Thursday, March 13, 2008

Canwest Global

After running through the numbers and business for Canwest, an investment in their stock definetely looks interesting. Canwest has an Enterprise Value of 2.8 billion (2.1 billion debt + 100 million cash + 800 million market capitalization).

Of that, their publicly-traded 56% stake in Network 10 is worth 1.2 billion. This is before any capital gains taxes, but effectively you are paying 1.6 billion for the rest of their business.

For that 1.6 billion, you get 28% of the Canadian newspaper publication, 11.3% of total TV audience, and a 250 million equity stake in CW Media(more on this later). In 2007, the publishing business had revenues of 1.3 billion and pre-tax profit of 260 million. The Television business had 670 million in revenues and 70 million in pre-tax profits.

Why is it so cheap? One reason is because of balance sheet confusion, which makes Canwest look more indebted than it really is. If you subtract Network 10's debt (because it is a seperate publicly traded co.) and CW Media's debt (non-recourse), the debt level is much more manageable.

A more likely reason though is because the terms of the CW Media deal is very confusing. Currently, Canwest owns 35% of the subsidiary, yet it is consolidated because it has majority voting power. The deal was levered up with almost 800 million in debt, and in three years the company will merge with Canwest's Canadian Television business.
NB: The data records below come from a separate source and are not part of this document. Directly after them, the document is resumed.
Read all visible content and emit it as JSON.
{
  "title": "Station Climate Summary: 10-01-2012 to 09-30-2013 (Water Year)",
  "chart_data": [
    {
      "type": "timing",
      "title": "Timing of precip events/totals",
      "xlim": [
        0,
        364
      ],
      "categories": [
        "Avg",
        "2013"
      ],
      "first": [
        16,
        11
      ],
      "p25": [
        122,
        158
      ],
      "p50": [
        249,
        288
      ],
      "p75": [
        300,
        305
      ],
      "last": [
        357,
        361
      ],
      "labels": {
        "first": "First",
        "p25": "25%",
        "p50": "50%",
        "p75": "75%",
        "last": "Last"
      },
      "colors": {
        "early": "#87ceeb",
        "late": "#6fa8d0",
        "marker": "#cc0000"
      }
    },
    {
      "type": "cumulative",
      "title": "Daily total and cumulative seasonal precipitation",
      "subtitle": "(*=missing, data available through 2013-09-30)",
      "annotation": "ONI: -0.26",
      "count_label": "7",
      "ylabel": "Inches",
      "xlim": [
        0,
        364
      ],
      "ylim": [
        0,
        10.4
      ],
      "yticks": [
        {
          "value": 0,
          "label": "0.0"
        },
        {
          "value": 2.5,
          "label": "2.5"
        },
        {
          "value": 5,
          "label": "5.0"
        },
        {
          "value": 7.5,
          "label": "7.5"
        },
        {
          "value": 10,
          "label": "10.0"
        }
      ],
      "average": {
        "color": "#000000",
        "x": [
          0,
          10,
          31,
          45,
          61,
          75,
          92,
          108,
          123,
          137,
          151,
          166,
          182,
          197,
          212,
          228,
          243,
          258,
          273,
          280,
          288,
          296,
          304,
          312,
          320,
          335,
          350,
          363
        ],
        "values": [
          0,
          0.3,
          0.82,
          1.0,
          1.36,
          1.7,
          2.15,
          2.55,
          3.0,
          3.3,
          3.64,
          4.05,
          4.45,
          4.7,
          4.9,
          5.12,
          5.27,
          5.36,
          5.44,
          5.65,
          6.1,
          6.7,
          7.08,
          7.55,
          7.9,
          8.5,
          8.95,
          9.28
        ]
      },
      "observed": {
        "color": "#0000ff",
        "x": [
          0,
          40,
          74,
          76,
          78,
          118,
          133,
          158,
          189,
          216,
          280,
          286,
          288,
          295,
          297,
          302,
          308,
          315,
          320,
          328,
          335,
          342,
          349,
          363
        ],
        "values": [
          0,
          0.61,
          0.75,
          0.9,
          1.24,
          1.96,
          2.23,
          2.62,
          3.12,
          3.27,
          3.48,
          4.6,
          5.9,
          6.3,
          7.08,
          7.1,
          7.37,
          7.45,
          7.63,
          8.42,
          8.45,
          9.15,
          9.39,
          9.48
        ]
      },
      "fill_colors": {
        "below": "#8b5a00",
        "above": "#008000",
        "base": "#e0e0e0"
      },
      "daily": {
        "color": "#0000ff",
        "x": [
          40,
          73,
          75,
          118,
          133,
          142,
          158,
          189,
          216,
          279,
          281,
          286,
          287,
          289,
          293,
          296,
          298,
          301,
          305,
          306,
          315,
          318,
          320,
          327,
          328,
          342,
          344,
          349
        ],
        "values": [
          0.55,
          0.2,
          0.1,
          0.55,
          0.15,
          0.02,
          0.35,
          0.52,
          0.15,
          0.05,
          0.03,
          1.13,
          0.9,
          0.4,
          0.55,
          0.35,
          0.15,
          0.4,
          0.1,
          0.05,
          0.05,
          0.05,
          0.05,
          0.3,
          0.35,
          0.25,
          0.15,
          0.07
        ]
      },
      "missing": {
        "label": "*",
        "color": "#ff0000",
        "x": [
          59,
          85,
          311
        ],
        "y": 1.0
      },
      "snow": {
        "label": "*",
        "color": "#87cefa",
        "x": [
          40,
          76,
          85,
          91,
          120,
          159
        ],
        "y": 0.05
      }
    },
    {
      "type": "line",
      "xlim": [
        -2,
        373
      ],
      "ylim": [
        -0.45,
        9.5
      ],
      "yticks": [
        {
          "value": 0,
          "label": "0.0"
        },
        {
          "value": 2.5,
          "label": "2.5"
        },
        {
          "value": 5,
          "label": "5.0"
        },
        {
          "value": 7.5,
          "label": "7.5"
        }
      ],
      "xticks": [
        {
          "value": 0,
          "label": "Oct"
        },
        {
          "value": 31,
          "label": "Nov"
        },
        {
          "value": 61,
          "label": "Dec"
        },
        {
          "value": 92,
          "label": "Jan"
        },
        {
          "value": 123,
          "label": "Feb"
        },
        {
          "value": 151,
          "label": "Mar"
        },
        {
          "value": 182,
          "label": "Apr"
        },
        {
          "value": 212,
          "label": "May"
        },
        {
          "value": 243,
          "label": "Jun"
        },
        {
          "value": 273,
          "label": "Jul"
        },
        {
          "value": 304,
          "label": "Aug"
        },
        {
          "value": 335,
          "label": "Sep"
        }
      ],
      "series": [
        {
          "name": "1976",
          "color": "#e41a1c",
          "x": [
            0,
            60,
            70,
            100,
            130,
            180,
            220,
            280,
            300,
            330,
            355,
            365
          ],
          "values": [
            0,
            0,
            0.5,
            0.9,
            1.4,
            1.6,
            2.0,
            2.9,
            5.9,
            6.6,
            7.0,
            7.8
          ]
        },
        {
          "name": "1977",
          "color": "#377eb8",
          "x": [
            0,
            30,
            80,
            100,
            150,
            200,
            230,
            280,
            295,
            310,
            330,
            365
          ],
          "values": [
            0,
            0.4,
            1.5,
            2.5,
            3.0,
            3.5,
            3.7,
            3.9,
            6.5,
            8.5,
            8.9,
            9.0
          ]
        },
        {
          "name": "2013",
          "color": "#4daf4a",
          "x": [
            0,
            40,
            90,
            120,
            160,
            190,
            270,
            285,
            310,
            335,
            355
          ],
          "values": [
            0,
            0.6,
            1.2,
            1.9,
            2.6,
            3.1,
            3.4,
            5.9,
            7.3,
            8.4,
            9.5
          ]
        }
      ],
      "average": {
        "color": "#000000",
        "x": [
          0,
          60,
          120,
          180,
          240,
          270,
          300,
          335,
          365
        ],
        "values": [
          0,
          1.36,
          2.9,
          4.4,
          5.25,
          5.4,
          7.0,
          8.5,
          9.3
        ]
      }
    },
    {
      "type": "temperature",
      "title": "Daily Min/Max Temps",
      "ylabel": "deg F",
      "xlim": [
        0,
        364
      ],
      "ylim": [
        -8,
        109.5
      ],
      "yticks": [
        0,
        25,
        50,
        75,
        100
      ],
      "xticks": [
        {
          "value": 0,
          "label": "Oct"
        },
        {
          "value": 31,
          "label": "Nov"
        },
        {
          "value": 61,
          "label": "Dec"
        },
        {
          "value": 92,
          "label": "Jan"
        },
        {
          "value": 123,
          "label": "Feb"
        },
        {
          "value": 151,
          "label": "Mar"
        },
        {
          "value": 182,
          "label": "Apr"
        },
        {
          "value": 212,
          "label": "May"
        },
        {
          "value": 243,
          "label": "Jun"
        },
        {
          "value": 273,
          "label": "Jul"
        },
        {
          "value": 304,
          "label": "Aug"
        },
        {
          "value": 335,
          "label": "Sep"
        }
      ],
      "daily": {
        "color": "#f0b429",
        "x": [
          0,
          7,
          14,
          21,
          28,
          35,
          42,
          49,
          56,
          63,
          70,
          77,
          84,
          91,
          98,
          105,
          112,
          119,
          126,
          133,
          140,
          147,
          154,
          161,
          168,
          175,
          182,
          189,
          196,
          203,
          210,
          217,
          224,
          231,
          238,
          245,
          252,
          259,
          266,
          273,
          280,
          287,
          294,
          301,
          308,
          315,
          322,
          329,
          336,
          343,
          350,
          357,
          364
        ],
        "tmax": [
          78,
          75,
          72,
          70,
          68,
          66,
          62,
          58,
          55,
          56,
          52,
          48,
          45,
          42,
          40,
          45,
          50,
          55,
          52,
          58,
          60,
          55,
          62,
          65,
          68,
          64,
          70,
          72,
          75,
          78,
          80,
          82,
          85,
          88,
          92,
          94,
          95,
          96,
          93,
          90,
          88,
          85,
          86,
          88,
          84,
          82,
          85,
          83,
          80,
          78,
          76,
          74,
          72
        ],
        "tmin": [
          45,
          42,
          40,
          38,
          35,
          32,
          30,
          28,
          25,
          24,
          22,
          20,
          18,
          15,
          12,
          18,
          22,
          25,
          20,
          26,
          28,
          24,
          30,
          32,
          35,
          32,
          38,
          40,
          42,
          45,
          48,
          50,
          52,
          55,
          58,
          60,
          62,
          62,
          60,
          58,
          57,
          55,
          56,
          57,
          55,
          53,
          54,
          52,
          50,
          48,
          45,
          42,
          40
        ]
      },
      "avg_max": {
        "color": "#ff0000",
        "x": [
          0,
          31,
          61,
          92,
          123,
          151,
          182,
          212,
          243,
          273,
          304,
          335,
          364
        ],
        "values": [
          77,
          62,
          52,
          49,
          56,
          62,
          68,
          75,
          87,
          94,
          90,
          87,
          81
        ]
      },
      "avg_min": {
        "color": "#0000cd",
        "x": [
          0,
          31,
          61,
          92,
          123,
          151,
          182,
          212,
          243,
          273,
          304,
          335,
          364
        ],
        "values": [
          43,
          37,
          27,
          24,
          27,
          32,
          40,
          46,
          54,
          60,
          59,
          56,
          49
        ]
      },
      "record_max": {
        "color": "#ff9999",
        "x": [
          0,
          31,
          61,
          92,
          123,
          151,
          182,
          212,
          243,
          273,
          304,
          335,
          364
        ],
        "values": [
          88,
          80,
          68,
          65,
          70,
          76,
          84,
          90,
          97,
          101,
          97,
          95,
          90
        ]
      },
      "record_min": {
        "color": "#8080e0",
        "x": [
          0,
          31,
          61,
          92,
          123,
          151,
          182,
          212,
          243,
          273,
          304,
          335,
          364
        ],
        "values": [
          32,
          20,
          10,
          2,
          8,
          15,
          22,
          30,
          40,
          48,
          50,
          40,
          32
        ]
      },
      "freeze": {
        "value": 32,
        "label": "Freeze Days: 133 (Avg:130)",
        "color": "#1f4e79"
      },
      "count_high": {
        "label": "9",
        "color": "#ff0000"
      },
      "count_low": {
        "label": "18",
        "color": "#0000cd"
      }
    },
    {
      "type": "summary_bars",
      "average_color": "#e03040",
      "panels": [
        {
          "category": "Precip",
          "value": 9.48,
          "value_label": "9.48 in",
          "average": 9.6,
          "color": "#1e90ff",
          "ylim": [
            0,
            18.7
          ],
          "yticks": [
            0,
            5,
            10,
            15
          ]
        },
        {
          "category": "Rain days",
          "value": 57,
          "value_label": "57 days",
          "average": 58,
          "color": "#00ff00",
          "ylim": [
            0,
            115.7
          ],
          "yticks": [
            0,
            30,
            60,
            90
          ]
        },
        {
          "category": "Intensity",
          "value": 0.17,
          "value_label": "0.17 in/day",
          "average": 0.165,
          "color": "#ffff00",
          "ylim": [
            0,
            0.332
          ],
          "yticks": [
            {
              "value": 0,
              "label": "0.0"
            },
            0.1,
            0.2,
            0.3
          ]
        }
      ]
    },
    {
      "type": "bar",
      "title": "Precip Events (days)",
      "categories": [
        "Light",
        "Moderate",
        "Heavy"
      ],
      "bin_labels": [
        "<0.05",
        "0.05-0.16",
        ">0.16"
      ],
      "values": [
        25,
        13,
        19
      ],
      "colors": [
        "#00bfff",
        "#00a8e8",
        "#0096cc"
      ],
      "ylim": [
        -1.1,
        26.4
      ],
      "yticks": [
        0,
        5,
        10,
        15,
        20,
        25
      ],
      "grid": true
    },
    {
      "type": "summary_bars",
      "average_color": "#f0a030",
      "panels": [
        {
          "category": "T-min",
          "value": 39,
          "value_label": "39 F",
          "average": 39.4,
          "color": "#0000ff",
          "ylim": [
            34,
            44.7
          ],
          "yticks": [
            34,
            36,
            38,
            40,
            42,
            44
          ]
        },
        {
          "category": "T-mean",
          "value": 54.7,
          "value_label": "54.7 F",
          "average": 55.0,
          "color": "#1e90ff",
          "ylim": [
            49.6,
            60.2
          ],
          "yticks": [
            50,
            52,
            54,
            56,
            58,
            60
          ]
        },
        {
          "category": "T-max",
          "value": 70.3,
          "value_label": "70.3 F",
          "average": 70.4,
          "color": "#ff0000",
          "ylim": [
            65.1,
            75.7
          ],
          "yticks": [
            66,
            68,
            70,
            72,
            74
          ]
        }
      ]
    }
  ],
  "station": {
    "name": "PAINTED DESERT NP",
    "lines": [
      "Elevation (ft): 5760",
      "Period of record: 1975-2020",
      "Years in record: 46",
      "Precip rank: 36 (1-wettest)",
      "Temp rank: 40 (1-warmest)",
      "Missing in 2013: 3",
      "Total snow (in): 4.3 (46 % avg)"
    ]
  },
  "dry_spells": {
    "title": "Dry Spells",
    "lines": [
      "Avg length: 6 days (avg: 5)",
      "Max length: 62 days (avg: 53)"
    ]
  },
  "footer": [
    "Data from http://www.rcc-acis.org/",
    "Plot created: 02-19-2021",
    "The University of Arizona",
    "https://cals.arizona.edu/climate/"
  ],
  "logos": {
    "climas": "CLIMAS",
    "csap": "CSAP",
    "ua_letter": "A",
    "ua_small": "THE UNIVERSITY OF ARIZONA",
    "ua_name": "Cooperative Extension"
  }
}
Their ultimate stake will depend on how profitable the business is at that time, making this entire mess difficult to value.

Still, it is difficult not to assign some at least some positive value for the Canadian TV segment. And you can likely justify the price you are paying for Canwest off the newspaper alone; It currently trades at 1.23x sales, while most of its American peers are trading at around 1.3x sales. Throw in the fact that this is business has minimal capital expenditures and the cash flow is really "free", and it seems like a great deal.